Steve Wiggans at Religion Dispatches has a good review of Penn Jillettes new(ish) book God, No! Signs You May Already Be An Atheist And Other Magical Tales. I should note before beginning that I have always been a big Penn & Teller fan. I love their deconstruction of the practice of performance magic. Particularly the way that they will describe a trick to you, tell you how its done, explain exactly how they are about to deceive you with it, and then still manage to amaze you.
That said, what makes someone like Penn a great magician doesn't necessarily lend itself to writing a good book about something (say, religion) about which he does not have an equivalent level of expertise. I have not read the book, although in light of Wiggans review I may pick it up in any event, since it does sound hilarious. But while it would indeed be interesting to read a deconstruction of religion that accomplishes something akin to what Penn does in his magic act, the approach he takes in his book is more that of an interested amateur, who knows a (very) little about his subject, and pretends to be an authoritative voice.
As Wiggans points out, one of Penn's rhetorical strategies in the book is to define atheism in a very expansive way:
As the subtitle indicates, Jillette believes atheism is more prevalent than many Americans would care to admit. This may be due to the definition of atheism he provides in the book’s preface: “If god (however you perceive him/her/it) told you to kill your child—would you do it? If your answer is no, in my booklet you’re an atheist.” He later qualifies this a bit, asserting that anyone who can’t answer a solid “Yes” to “Does god exist?” is an atheist. Religious specialists, however, tend to be sticklers for precise definitions. Those who don’t know about the existence of god are agnostics. Toward the end Jillette has a few choice words about those who refuse to give a clear answer.
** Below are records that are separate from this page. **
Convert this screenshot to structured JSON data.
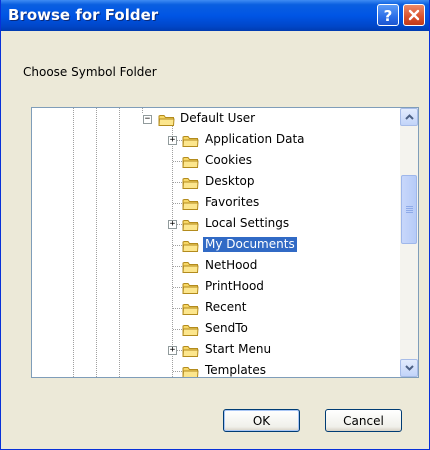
{
  "window": {
    "title": "Browse for Folder",
    "title_bar_color": "#0055e5",
    "close_button_color": "#d9512c"
  },
  "dialog": {
    "instruction": "Choose Symbol Folder"
  },
  "tree": {
    "selected_color": "#316ac5",
    "items": [
      {
        "label": "Default User",
        "expander": "minus",
        "selected": false
      },
      {
        "label": "Application Data",
        "expander": "plus",
        "selected": false
      },
      {
        "label": "Cookies",
        "expander": "none",
        "selected": false
      },
      {
        "label": "Desktop",
        "expander": "none",
        "selected": false
      },
      {
        "label": "Favorites",
        "expander": "none",
        "selected": false
      },
      {
        "label": "Local Settings",
        "expander": "plus",
        "selected": false
      },
      {
        "label": "My Documents",
        "expander": "none",
        "selected": true
      },
      {
        "label": "NetHood",
        "expander": "none",
        "selected": false
      },
      {
        "label": "PrintHood",
        "expander": "none",
        "selected": false
      },
      {
        "label": "Recent",
        "expander": "none",
        "selected": false
      },
      {
        "label": "SendTo",
        "expander": "none",
        "selected": false
      },
      {
        "label": "Start Menu",
        "expander": "plus",
        "selected": false
      },
      {
        "label": "Templates",
        "expander": "none",
        "selected": false
      }
    ]
  },
  "buttons": {
    "ok": "OK",
    "cancel": "Cancel"
  },
  "icons": {
    "help": "help-icon",
    "close": "close-icon",
    "folder": "folder-icon",
    "scroll_up": "chevron-up-icon",
    "scroll_down": "chevron-down-icon"
  }
}
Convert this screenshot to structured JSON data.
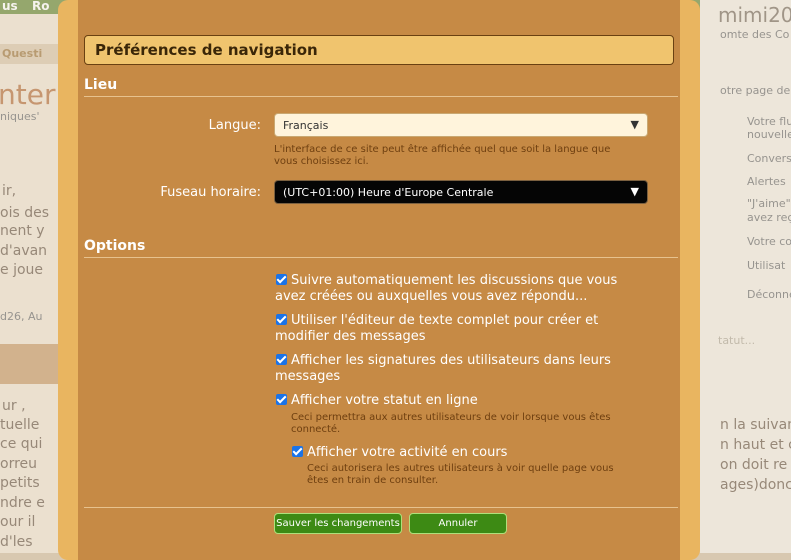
{
  "background": {
    "nav_items": [
      "us",
      "Ro"
    ],
    "breadcrumb_fragment": "Questi",
    "heading_fragment": "nter",
    "sub_fragment": "niques'",
    "para_fragments": [
      "ir,",
      "ois des",
      "nent y",
      "d'avan",
      "e joue"
    ],
    "byline_fragment": "d26, Au",
    "lower_fragments": [
      "ur ,",
      "tuelle",
      "ce qui",
      "orreu",
      "petits",
      "ndre e",
      "our il",
      "d'les"
    ],
    "user_title": "mimi20",
    "user_sub": "omte des Co",
    "account_link": "otre page de",
    "menu_items": [
      "Votre flu",
      "nouvelle",
      "Convers",
      "Alertes",
      "\"J'aime\"",
      "avez reç",
      "Votre co",
      "Utilisat",
      "Déconne"
    ],
    "status_placeholder": "tatut...",
    "right_fragments": [
      "n la suivan",
      "n haut et c",
      "on doit re",
      "ages)donc"
    ]
  },
  "modal": {
    "title": "Préférences de navigation",
    "sections": {
      "lieu": "Lieu",
      "options": "Options"
    },
    "language": {
      "label": "Langue:",
      "value": "Français",
      "hint_line1": "L'interface de ce site peut être affichée quel que soit la langue que",
      "hint_line2": "vous choisissez ici."
    },
    "timezone": {
      "label": "Fuseau horaire:",
      "value": "(UTC+01:00) Heure d'Europe Centrale"
    },
    "options": [
      {
        "checked": true,
        "line1": "Suivre automatiquement les discussions que vous",
        "line2": "avez créées ou auxquelles vous avez répondu..."
      },
      {
        "checked": true,
        "line1": "Utiliser l'éditeur de texte complet pour créer et",
        "line2": "modifier des messages"
      },
      {
        "checked": true,
        "line1": "Afficher les signatures des utilisateurs dans leurs",
        "line2": "messages"
      },
      {
        "checked": true,
        "line1": "Afficher votre statut en ligne",
        "hint1": "Ceci permettra aux autres utilisateurs de voir lorsque vous êtes",
        "hint2": "connecté."
      },
      {
        "checked": true,
        "line1": "Afficher votre activité en cours",
        "hint1": "Ceci autorisera les autres utilisateurs à voir quelle page vous",
        "hint2": "êtes en train de consulter."
      }
    ],
    "buttons": {
      "save": "Sauver les changements",
      "cancel": "Annuler"
    }
  },
  "colors": {
    "modal_frame": "#e9b560",
    "modal_body": "#c68a45",
    "button_green": "#3d8a14",
    "checkbox_blue": "#1a73e8"
  }
}
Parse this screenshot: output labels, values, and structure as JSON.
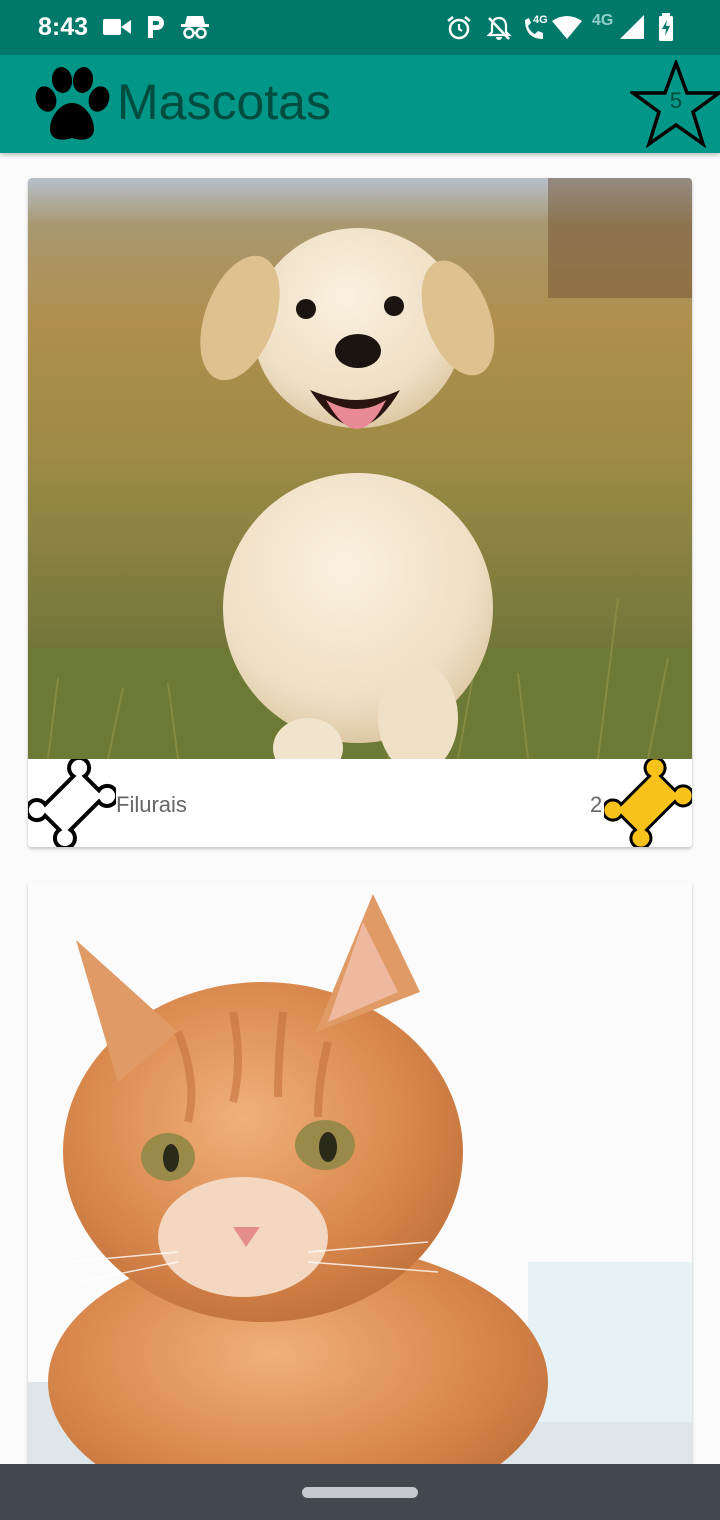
{
  "status_bar": {
    "time": "8:43",
    "icons": [
      "video-icon",
      "parking-icon",
      "incognito-icon",
      "alarm-icon",
      "notifications-off-icon",
      "wifi-calling-icon",
      "wifi-icon",
      "signal-icon",
      "battery-charging-icon"
    ],
    "network_label_call": "4G",
    "network_label": "4G"
  },
  "app_bar": {
    "title": "Mascotas",
    "logo_icon": "paw-icon",
    "favorites_icon": "star-icon",
    "favorites_count": "5",
    "background": "#009688",
    "status_color": "#00796b"
  },
  "pets": [
    {
      "photo": "puppy-photo",
      "name": "Filurais",
      "likes": "2",
      "rate_icon": "bone-outline-icon",
      "likes_icon": "bone-filled-icon",
      "likes_color": "#f9c21b"
    },
    {
      "photo": "cat-photo"
    }
  ]
}
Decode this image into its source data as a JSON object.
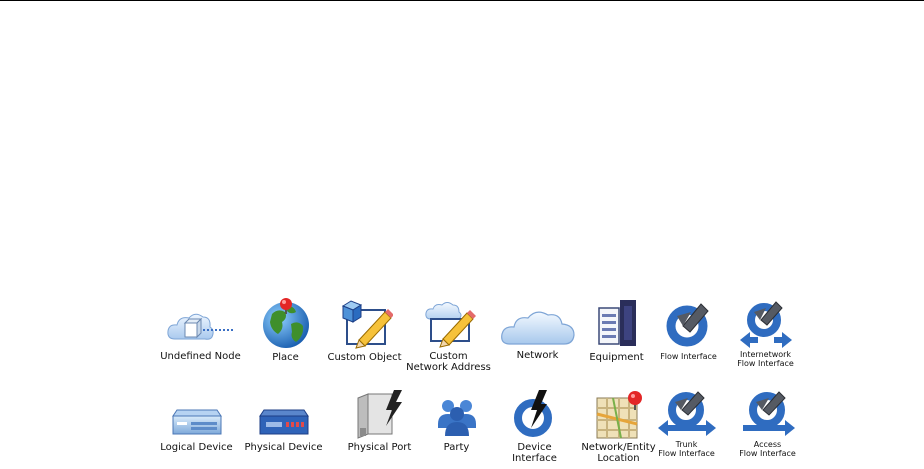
{
  "legend": {
    "row1": [
      {
        "icon": "cloud-node-icon",
        "label": "Undefined Node"
      },
      {
        "icon": "globe-pin-icon",
        "label": "Place"
      },
      {
        "icon": "cube-pencil-icon",
        "label": "Custom Object"
      },
      {
        "icon": "cloud-pencil-icon",
        "label": "Custom\nNetwork Address"
      },
      {
        "icon": "cloud-icon",
        "label": "Network"
      },
      {
        "icon": "equipment-rack-icon",
        "label": "Equipment"
      },
      {
        "icon": "flow-interface-icon",
        "label": "Flow Interface"
      },
      {
        "icon": "internetwork-flow-icon",
        "label": "Internetwork\nFlow Interface"
      }
    ],
    "row2": [
      {
        "icon": "logical-device-icon",
        "label": "Logical Device"
      },
      {
        "icon": "physical-device-icon",
        "label": "Physical Device"
      },
      {
        "icon": "physical-port-icon",
        "label": "Physical Port"
      },
      {
        "icon": "party-people-icon",
        "label": "Party"
      },
      {
        "icon": "device-interface-icon",
        "label": "Device\nInterface"
      },
      {
        "icon": "location-map-icon",
        "label": "Network/Entity\nLocation"
      },
      {
        "icon": "trunk-flow-icon",
        "label": "Trunk\nFlow Interface"
      },
      {
        "icon": "access-flow-icon",
        "label": "Access\nFlow Interface"
      }
    ]
  },
  "colors": {
    "blue": "#3a6fc4",
    "dark_blue": "#1c3e86",
    "light_blue": "#cfe2f7",
    "red": "#d73027",
    "navy": "#2a2e5a"
  }
}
Either you believe, or you don’t. Agnosticism is for cowards.
And here, of course, is the heart of the problem when amateurs act like authorities. As Wiggins points out, it's not like there aren't categories to describe degrees of belief, or that there isn't a very real difference between the stance of the agnostic and that of the atheist.
But the core issue is Penn's suggestion that any form of religious doubt, any questioning of the tenets of one's religion, any consideration of the possibility that one may be wrong makes one an atheist. Again, rhetorically, it's a shrewd move, but it makes absolutely no sense to anyone with any sense of the actual subject matter of theology. Penn would have us group in the category of atheists not only folks like himself, his fellow neo-atheists like Dawkins, Dennett, and Hitchens, and even Bertrand Russell and Lucretius, all of whom can be easily understood to be one sort or another of atheist, because they make an overt assertion of the idea that God, in whatever relevant form, doesn't exist.
But Penn would also have us include Martin Luther King, Mother Theresa, Dorothy Day, Kierkegaard, St. John of the Cross, St. Thomas Aquinas, and St. Augustine. Actually, insofar as his definition of atheism includes anyone who has entertained the slightest shadow of a doubt about the existence of God, it includes virtually the whole of humanity across time and space.
And this of course is the point. In casting such a wide net, Penn is attempting to show that atheism is the default position, and religion is the outlier, applicable as a term really only to those on the radical fringe of society. For Penn, if you think God probably exists you're an atheist. If you believe God must exist, you're a fanatic.
This is of course the same kind of strategy commonly used by the neo-atheists. But it doesn't bear genuine scrutiny. Faith is not, despite what they may believe, the absolute certainty in the existence of God. Rather it is a trust in the existence of God, and as importantly in the goodness and love of God, even in light of the possibility that God may not exist.
But this definition of faith allows for far too much leeway for the Penn's and the Hitchens's of the world. Only those willing to strap a bomb on themselves and commit mass murder are really religious by their lights. But this is attempting to say far too much, and allow far too little by way of genuine perplexity in the life of faith.
Theologians from Aquinas to Calvin to Tillich have understood that doubt is not the opposite of faith, but rather a constitutive element of faith. The capacity to consider the possibility that one may be wrong, that other points of view have validity, and that knowledge comes through a fearless inquiry into the nature and structure of those things that we believe are part and parcel of both what makes us human, and what makes us religious. Entertaining as I'm sure Penn's book is, I suspect that it won't be of much use to anyone who is looking for a sincere engagement with the question of God's existence or non-existence.